By Melissa Miller Proctor
Recently, a U.S. pharmaceutical and medical supply company was fined over $16 Million for illegal sales, exports and reexports to Iran, Sudan, and Syria—countries that are currently subject to U.S. embargoes and economic sanctions programs. Alcon Laboratories, Inc., located in Fort Worth, Texas, as well as its Swiss affiliates (Alcon Pharmaceuticals, Ltd. and Alcon Management SA), recently settled with the U.S. Treasury Department’s Office of Foreign Assets Control (“OFAC”) and the U.S. Commerce Department’s Bureau of Industry and Security (“BIS”) for exporting surgical and pharmaceutical products from the United States to its affiliates in Switzerland, and then reexporting the items to distributors in Iran, Sudan, and Syria to fulfill orders in those countries. The company was charged with:
- 452 unlicensed sales and exports to Sudan;
- 104 unlicensed sales and exports to Iran;
- 45 unlicensed reexports to Syria; and,
- 100 charges of acting with knowledge that a violation of the EAR would occur.
The BIS imposed a civil penalty of $8.1 million for the EAR violations, and OFAC imposed $7.6 million in civil penalties for violations of the sanctions on Iran, Sudan and Syria.
An interesting point in this case is the fact that the company could have applied for and obtained the required authorizations for the shipments to all three countries under the Trade Sanctions Reform Act (“TSRA”). Peculiarly, the company had previously obtained TSRA authorizations for exports of similar products to sanctioned countries.
OFAC concluded that there was little harm to the sanctions programs in this case because the sales and shipments in question were licensable and could have been authorized. Alcon also had no prior history of export and sanctions violations, and took remedial actions by stopping future shipments to these countries and implementing a formal export compliance program that consisted of documented policies and procedures and trade compliance training for personnel.
However, OFAC considered the fact that Alcon had no formal export policies and procedures in place, despite its substantial international trade activities, as one of several aggravating factors in the case. Alcon also failed to take appropriate steps to stop its activities. In addition, the BIS concluded that the company had reason to know that a violation of the EAR was about to occur, a violation of the EAR in and of itself, because: (1) one of its freight forwarders refused to ship the goods to Iran on behalf of the company; and, (2) the company had previously obtained export authorizations to export similar items to Iran.
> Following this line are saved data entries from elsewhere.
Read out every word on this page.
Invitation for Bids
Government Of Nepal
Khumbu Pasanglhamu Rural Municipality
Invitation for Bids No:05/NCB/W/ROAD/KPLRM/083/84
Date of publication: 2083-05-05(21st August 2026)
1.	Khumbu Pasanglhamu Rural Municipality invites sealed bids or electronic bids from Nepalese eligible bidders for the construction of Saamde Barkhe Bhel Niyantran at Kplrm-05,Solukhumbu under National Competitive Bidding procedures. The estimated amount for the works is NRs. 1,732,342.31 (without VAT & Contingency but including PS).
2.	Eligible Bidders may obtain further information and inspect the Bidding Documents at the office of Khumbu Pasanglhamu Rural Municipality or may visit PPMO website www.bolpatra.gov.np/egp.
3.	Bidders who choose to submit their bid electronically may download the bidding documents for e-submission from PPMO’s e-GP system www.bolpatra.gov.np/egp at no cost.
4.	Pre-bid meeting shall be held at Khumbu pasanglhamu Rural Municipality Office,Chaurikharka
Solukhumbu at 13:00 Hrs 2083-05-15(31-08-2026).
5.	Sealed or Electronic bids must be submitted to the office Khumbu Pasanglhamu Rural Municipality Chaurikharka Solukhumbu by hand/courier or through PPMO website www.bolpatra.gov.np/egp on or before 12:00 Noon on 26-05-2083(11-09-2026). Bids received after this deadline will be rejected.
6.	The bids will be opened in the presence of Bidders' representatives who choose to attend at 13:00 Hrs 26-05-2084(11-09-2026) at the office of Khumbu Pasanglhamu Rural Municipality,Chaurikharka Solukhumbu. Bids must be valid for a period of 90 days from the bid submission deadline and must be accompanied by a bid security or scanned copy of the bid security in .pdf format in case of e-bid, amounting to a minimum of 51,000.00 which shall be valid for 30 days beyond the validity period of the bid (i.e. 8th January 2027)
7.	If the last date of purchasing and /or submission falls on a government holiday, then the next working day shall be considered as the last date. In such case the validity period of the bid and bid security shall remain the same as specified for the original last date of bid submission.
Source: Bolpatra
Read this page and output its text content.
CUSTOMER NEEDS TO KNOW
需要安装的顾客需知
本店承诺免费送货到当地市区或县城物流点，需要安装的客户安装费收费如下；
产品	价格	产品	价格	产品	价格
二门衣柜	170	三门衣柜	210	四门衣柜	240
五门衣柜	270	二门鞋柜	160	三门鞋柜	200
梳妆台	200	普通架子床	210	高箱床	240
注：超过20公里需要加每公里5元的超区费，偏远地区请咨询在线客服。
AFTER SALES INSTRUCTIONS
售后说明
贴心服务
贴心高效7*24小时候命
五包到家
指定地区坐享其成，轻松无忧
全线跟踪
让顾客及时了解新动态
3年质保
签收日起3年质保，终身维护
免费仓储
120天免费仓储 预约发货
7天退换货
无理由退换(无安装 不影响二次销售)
There are several key take-aways from this enforcement case from which U.S. companies can learn. First, it is critical for U.S. companies to implement formal trade compliance programs—the lack of such policies and procedures can be treated as an aggravating factor in export enforcement action by the U.S. government. U.S. companies should also have formal compliance training processes and issue escalation processes to enable personnel to take swift action and make the necessary internal inquiries when “red flag” information is received—such processes here would have enabled Alcon to ask questions, escalate the company’s freight forwarder’s refusal to ship goods to Iran, Sudan, and Syria, and perform additional due diligence about the overall legality and licensing requirements for its proposed shipments. In addition, one can only assume that the company failed to obtain the required TSRA authorizations for these shipments because of a lack of adequate personnel training and documented policies and procedures—such processes are critical especially in situations where personnel turnover could lead to knowledge gaps and inadvertent violations. Finally, when export violations are discovered, companies can receive significant mitigating treatment from the U.S. government agencies where they promptly cease the violative conduct, take appropriate remedial actions, and cooperate fully in the export investigation.